This week we saw something nobody would have expected to see a year ago: a Hadoop-free Strata conference. According to Datanami’s Managing Editor Alex Woodie who was on site:
“It was an auspicious absence, to be sure. Making a big yellow elephant essentially vanish in the space of half a year is not an easy feat. But the fact remains that what used to be the rallying point for an entire industry has essentially been reduced to an afterthought. Cloudera, which puts on the show with O’Reilly Media, scarcely even mentioned Hadoop.
I talked to Jeff Carr, SlamData Co-Founder and CEO, who saw first-hand as Hadoop started gaining popularity 10 years ago: “It was the classic example of when you have nothing, anything is better.”
“The idea of large scale, highly scalable, cost-effective storage was unattainable — so it was easy to see why so many companies went down that road,“ said Carr.
The One-Way Parking Lot
If you ask your nearest big data engineer or data scientist, everyone will say that saw it coming. Is this the typical 20/20 hindsight everyone has or was there a clear and obvious problem?
Jeff Carr: “It didn’t take long to realize that Hadoop was really good at storing data it just wasn’t good at doing much else (see Are You Drowning In the Data Lake?). So what’s data without the insight?”

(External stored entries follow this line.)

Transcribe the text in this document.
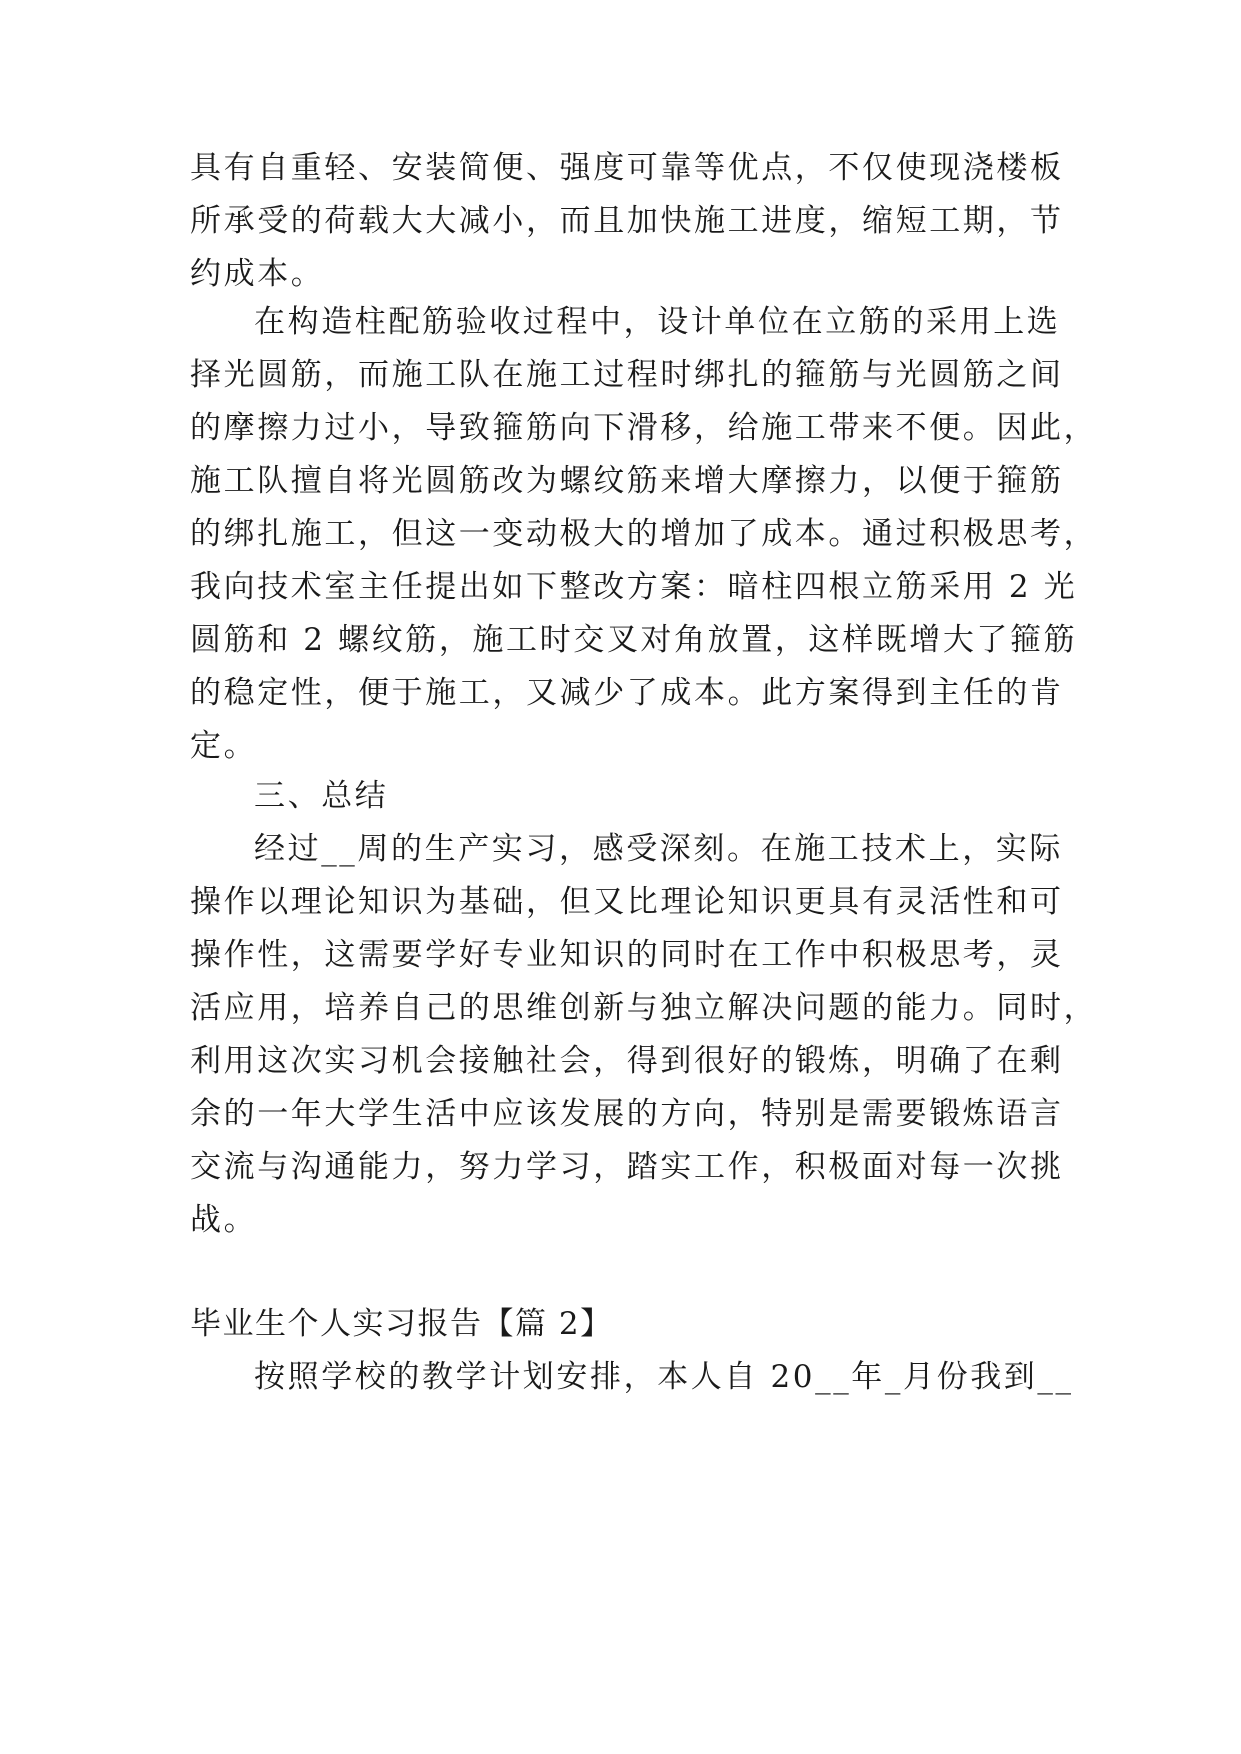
具有自重轻、安装简便、强度可靠等优点，不仅使现浇楼板
所承受的荷载大大减小，而且加快施工进度，缩短工期，节
约成本。
在构造柱配筋验收过程中，设计单位在立筋的采用上选
择光圆筋，而施工队在施工过程时绑扎的箍筋与光圆筋之间
的摩擦力过小，导致箍筋向下滑移，给施工带来不便。因此，
施工队擅自将光圆筋改为螺纹筋来增大摩擦力，以便于箍筋
的绑扎施工，但这一变动极大的增加了成本。通过积极思考，
我向技术室主任提出如下整改方案：暗柱四根立筋采用 2 光
圆筋和 2 螺纹筋，施工时交叉对角放置，这样既增大了箍筋
的稳定性，便于施工，又减少了成本。此方案得到主任的肯
定。
三、总结
经过__周的生产实习，感受深刻。在施工技术上，实际
操作以理论知识为基础，但又比理论知识更具有灵活性和可
操作性，这需要学好专业知识的同时在工作中积极思考，灵
活应用，培养自己的思维创新与独立解决问题的能力。同时，
利用这次实习机会接触社会，得到很好的锻炼，明确了在剩
余的一年大学生活中应该发展的方向，特别是需要锻炼语言
交流与沟通能力，努力学习，踏实工作，积极面对每一次挑
战。
毕业生个人实习报告【篇 2】
按照学校的教学计划安排，本人自 20__年_月份我到__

You’ve heard about MapReduce queries on Hadoop that took weeks to run haven’t you? It was reality.
The New Age of Data
For me, one of the most compelling reasons to work in “data” (not saying ‘big data’ anymore) is this: time-to-insight is closing in on ‘now’. People who ran businesses used to wait weeks or months for paper reports to land on their desks — the result of often questionable and undocumented data prep methodologies. That’s not far from multi-week MapReduce jobs. So, looking back, this is kinda the timeline:
- Amass tons of data
- Find a place to put it
- Realize what good is tons of parked data if business analysts can’t easily get to it
- Onslaught of Hadoop/Spark solutions
#5 is now.
We’re post Hadoop. We may even be post Spark. Not really, but we’re definitely not cornered into using Spark. Spark still requires developers.
Pass Hadoop Collect $200
Hadoop is no longer a requirement. Gartner’s 2017 Hype Cycle for Data Management lays it out sans sugar:
“Hadoop distributions are deemed to be obsolete… because the complexity and questionable usefulness of the entire Hadoop stack is causing many organizations to reconsider its role in their information infrastructure.”

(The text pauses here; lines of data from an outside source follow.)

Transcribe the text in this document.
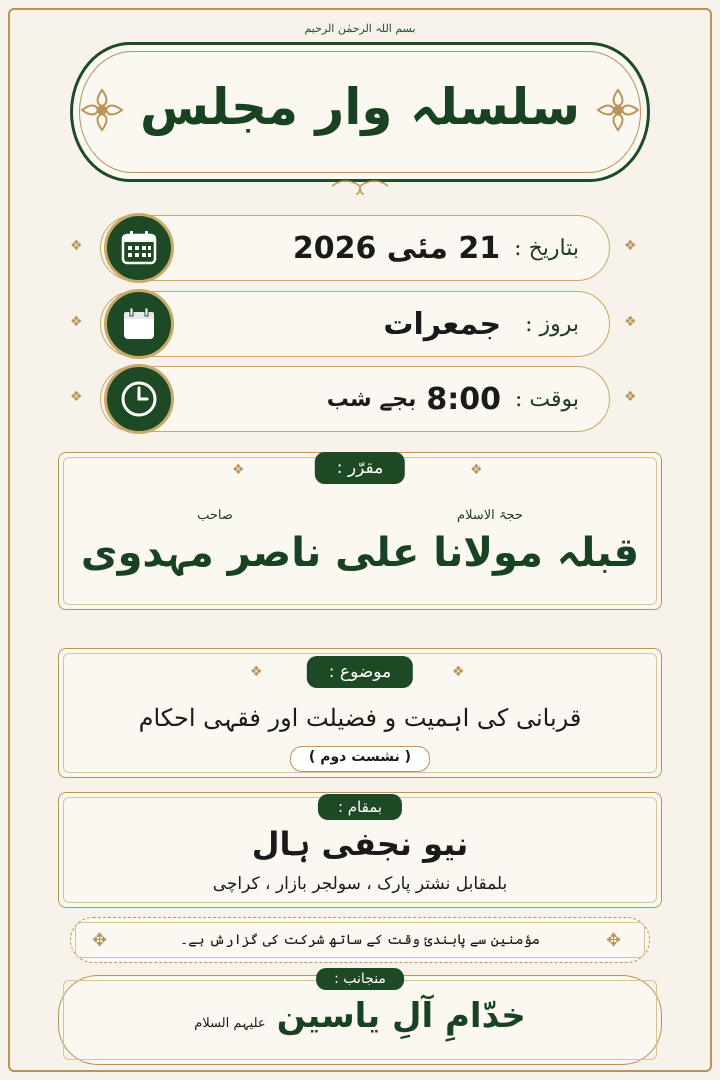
بسم اللہ الرحمٰن الرحیم
سلسلہ وار مجلس
بتاریخ :
21 مئی 2026
❖	❖
بروز :
جمعرات
❖	❖
بوقت :
8:00
بجے شب
❖	❖
مقرّر :
❖	❖
حجۃ الاسلام صاحب
قبلہ مولانا علی ناصر مہدوی
موضوع :
❖	❖
قربانی کی اہمیت و فضیلت اور فقہی احکام
( نشست دوم )
بمقام :
نیو نجفی ہال
بلمقابل نشتر پارک ، سولجر بازار ، کراچی
✥	✥
مؤمنین سے پابندئ وقت کے ساتھ شرکت کی گزارش ہے۔
منجانب :
خدّامِ آلِ یاسین علیہم السلام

So now that we have the “official” declaration from Gartner, let’s talk options.
For storage, there’s a whole lot of NoSQL databases that can store data and scale without much effort: MongoDB, Couchbase, Cassandra…
Even the so-called “NewSQL” solutions like CockroachDB offer compelling alternatives. I mean, there’s literally tons of options.
But to most directly hit the problem on the head — Hadoop’s double-whammy of “Ugh” — you need to wrap your head around a data hub. It’s what I call the big data utility bucket. It’s easy, it’s fast, it’s hardly even technical.
A data hub is a bucket of data. Throw anything you want in there. Connect feeds even. Then connect SlamData. Without doing any prep work, you’ll get to see everything in your hub — just waiting for you to explore and pivot table your way to just the right view — and then slide into home plate with killer, interactive report that you can share anywhere. Most folks call the first part of this awesomeness a data hub.
But beware. If you’re just throwing data into a bucket and then unleashing a bunch of python developers on it then you’ve just exchanged on problem for another.